Pisahkan jarak di antara beberapa barang yang memiliki risiko kebakaran yang tinggi.
Memasangkan Fire Profing untuk susunan bangunan.

Membuat Explotion-proof atau alat anti peledak pada produk elektrik di wilayah berefek terbakar.
Membuat Emergensi Keluar yang bisa dipakai saat kondisi genting.

Gedung sebaiknya dilindungi lewat pengadaan fasilitas dan prasarana perlindungan kebakaran dan kesiapsiagaan atau persiapan pengurus, penghuni atau penyewa bangunan dalam memperhitungkan dan menangani kebakaran.

Ke-2 cara barusan harus sudah diperkirakan di saat proses design atau perancangan bangunan di saat awalnya pembangunan. Selainnya dari perlindungan kebakaran, umumnya gedun juga di tambahkan keamanannya dengan mekanisme intergrasi CCTV dan Peti uang untuk mengoptimalkan tingkat keamanan pada gedung tersebut

Sistem Perlindungan Kebakaran Pasif

Untuk bangunan dengan ruang yang dipisah dengan kompartemenisasi, hidran yang diperlukan ialah 2 buah per 800 m2 dan penempatannya harus pada status yang jauh. Disamping itu untuk pada bangunan yang diperlengkapi hidran harus ada personel (penghuni) yang terbiasa untuk menangani kebakaran dalam bangunan.

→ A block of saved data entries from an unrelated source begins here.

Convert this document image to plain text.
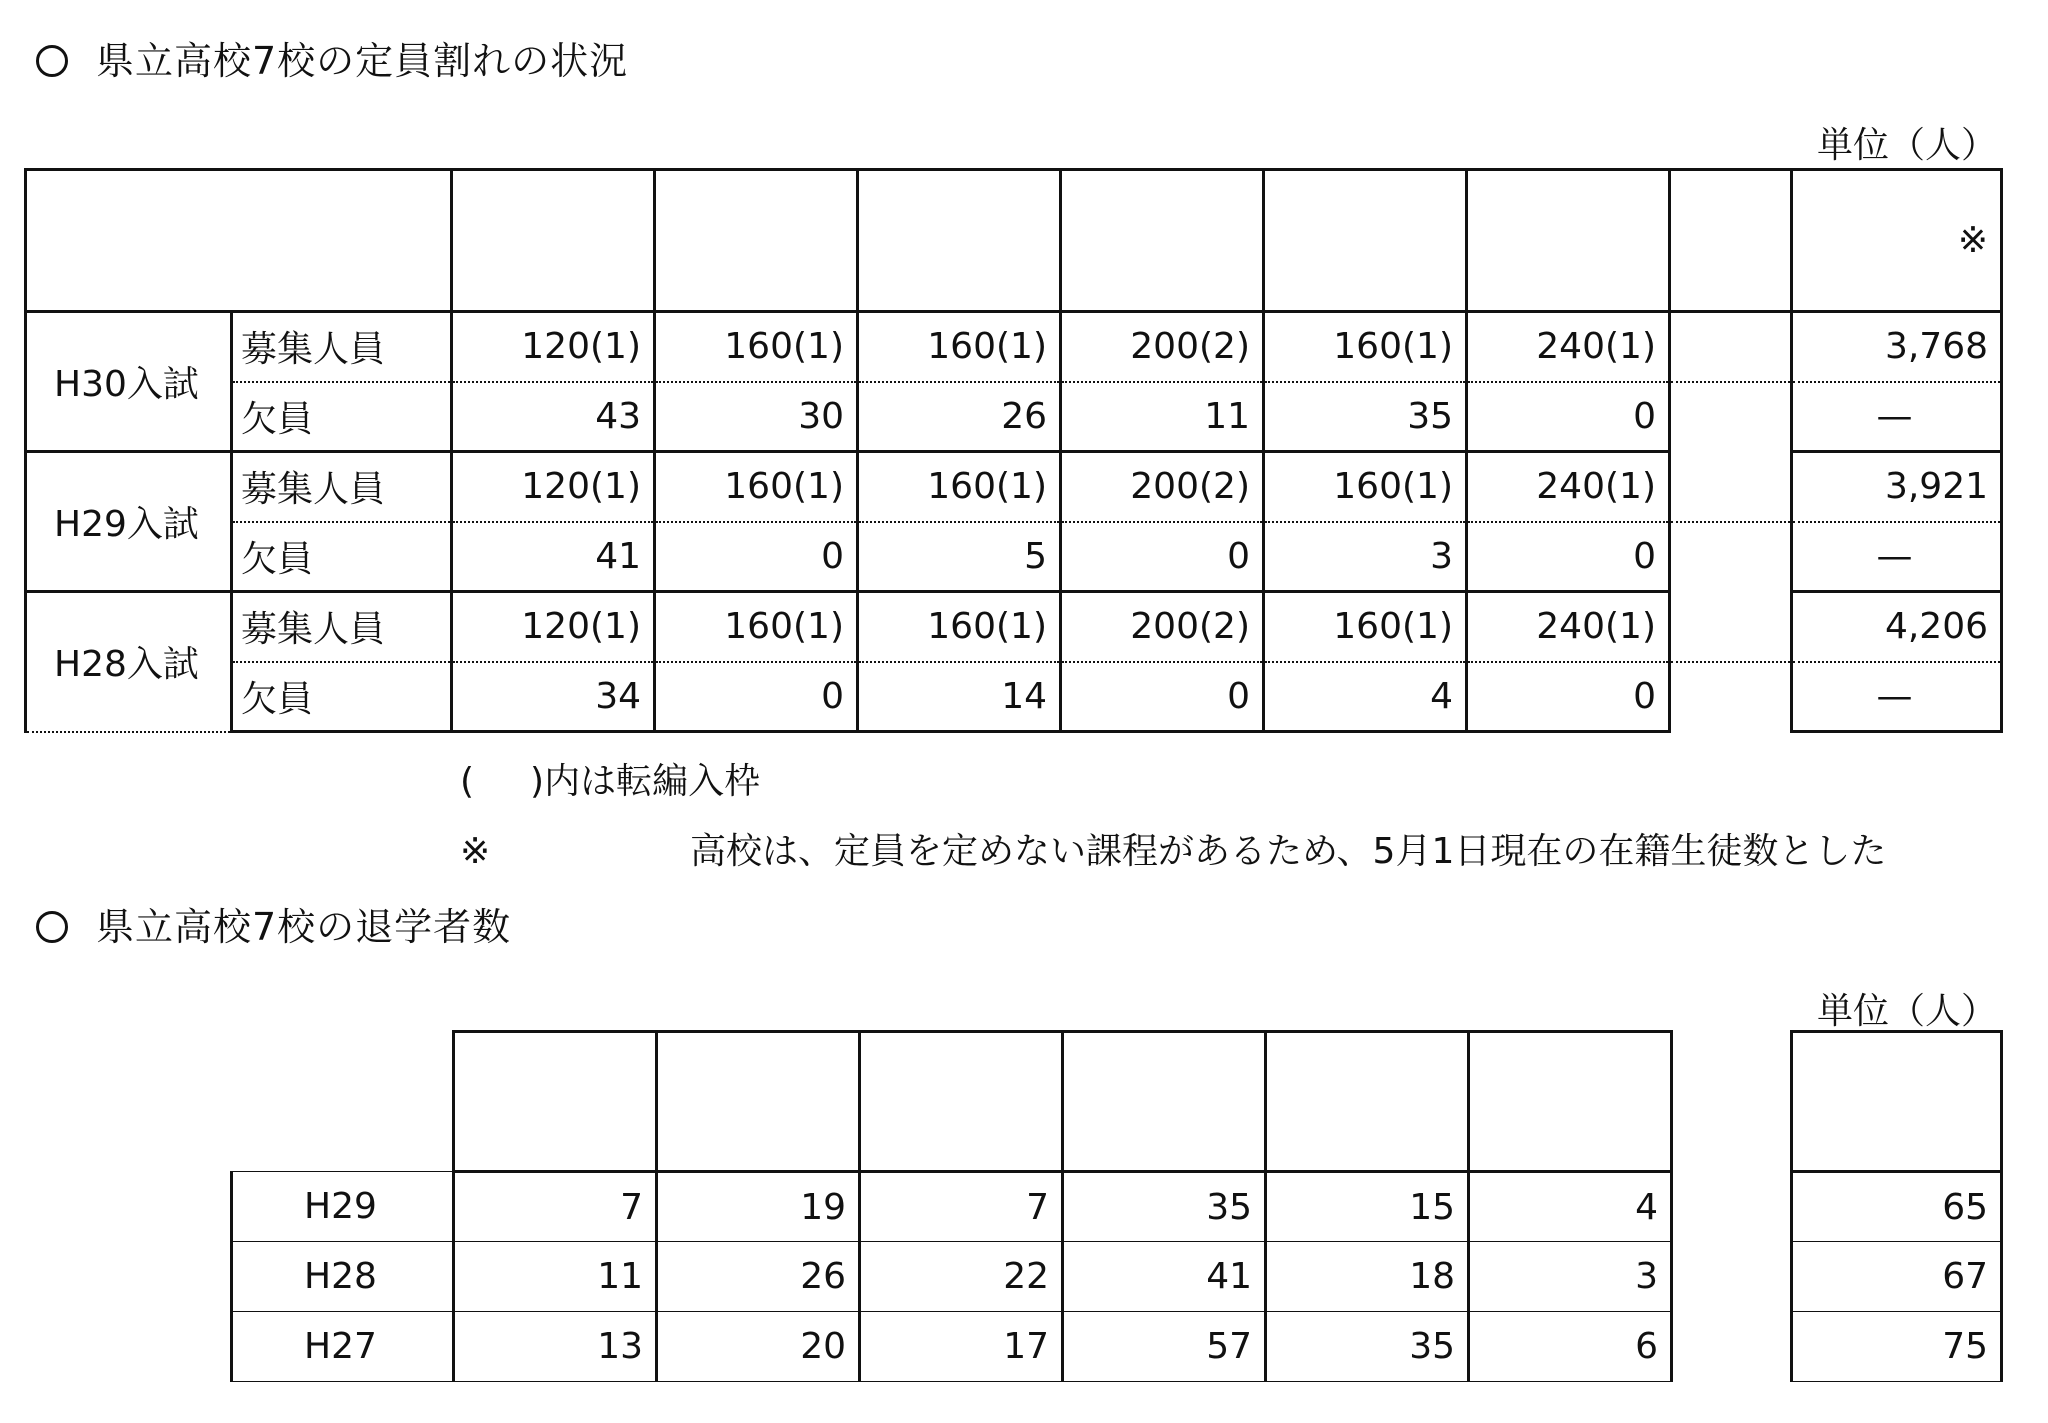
県立高校7校の定員割れの状況
単位（人）
									※
H30入試	募集人員	120(1)	160(1)	160(1)	200(2)	160(1)	240(1)		3,768
	欠員	43	30	26	11	35	0		—
H29入試	募集人員	120(1)	160(1)	160(1)	200(2)	160(1)	240(1)		3,921
	欠員	41	0	5	0	3	0		—
H28入試	募集人員	120(1)	160(1)	160(1)	200(2)	160(1)	240(1)		4,206
	欠員	34	0	14	0	4	0		—
( )内は転編入枠
※	高校は、定員を定めない課程があるため、5月1日現在の在籍生徒数とした
県立高校7校の退学者数
単位（人）

H29	7	19	7	35	15	4		65
H28	11	26	22	41	18	3		67
H27	13	20	17	57	35	6		75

Dan Sistem Pemadam Kebakaran gedung pasif sebagai mekanisme perlindungan kebakaran yang tercipta atau terjaga lewat penataan pemakaian bahan dan elemen susunan bangunan, kompartemenisasi atau pembelahan bangunan berdasar tingkat ketahanan pada api, dan pelindungan pada bukaan. Dan kompartemensasi sebagai usaha untuk menahan penjalaran kebakaran dengan batasi api dengan dinding, lantai, kolom, balok yang tahan pada api untuk saat yang sesuai kelas bangunan gedung.

Sistem Pemadam Kebakaran pada gedung pasif berperanan dalam penataan penggunaan bahan bangunan dan interior bangunan dalam usaha meminimasi intensif kebakaran dan mendukung pada terdapatnya fasilitas jalan keluar (keluar) aman kebakaran untuk proses penyelamatan. Fasilitas keluar sebagai sisi dari sebuah fasilitas jalan keluar yang dipisah dari tempat yang lain dalam bangunan gedung oleh konstruksi atau perlengkapan untuk menyiapkan pelintasan jalan yang dilindungi ke arah eksit pelepasan.